Inhibitory effect of alcohol on ghrelin secretion in normal man.

Department of Endocrinology, Metabolism and Diabetology, Karolinska University Hospital, Stockholm, Sweden.
European Journal of Endocrinology (Impact Factor: 3.69). 06/2005; 152(5):743-7. DOI: 10.1530/eje.1.01905
Source: PubMed

ABSTRACT Human appetite is stimulated by alcohol but the underlying mechanism is unknown. It is possible that hunger-stimulating hormones are mediators of this effect of alcohol. Ghrelin stimulates hunger, but how alcohol affects human ghrelin secretion has never been studied before.
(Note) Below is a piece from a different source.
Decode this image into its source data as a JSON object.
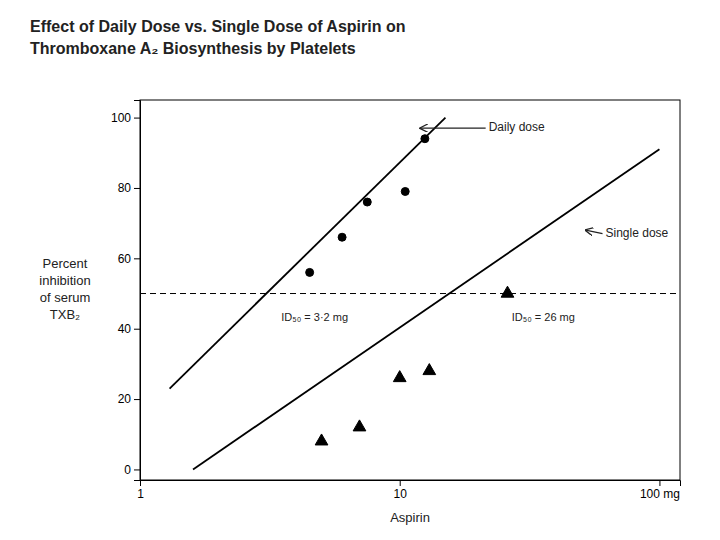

To investigate whether alcohol ingestion exerts an acute influence on serum ghrelin concentrations in healthy subjects.
Eight healthy non-obese subjects participated in the study. All were investigated on two occasions (experiments A and B). Alcohol (0.55 g ethanol/kg body weight) was ingested in experiment A, and drinking-water in experiment B. Venous blood was collected before, and 30 and 60 min after consumption of the drinks. Serum concentrations of ghrelin, cortisol and ethanol were determined and neuropeptide Y (NPY) concentrations were determined in plasma.
Alcohol lowered the ghrelin level by 13.9+/-5.0% at 30 min and by 17.5+/-2.6% at 60 min, in contrast to drinking-water which was without significant effect. Serum levels of cortisol and insulin were similar after alcohol and water as was plasma NPY.
Alcohol has an acute inhibitory influence on human ghrelin secretion but no measurable effect on the secretion of NPY and cortisol. Hence, none of these hormones mediate the orexigenic effect of the drug.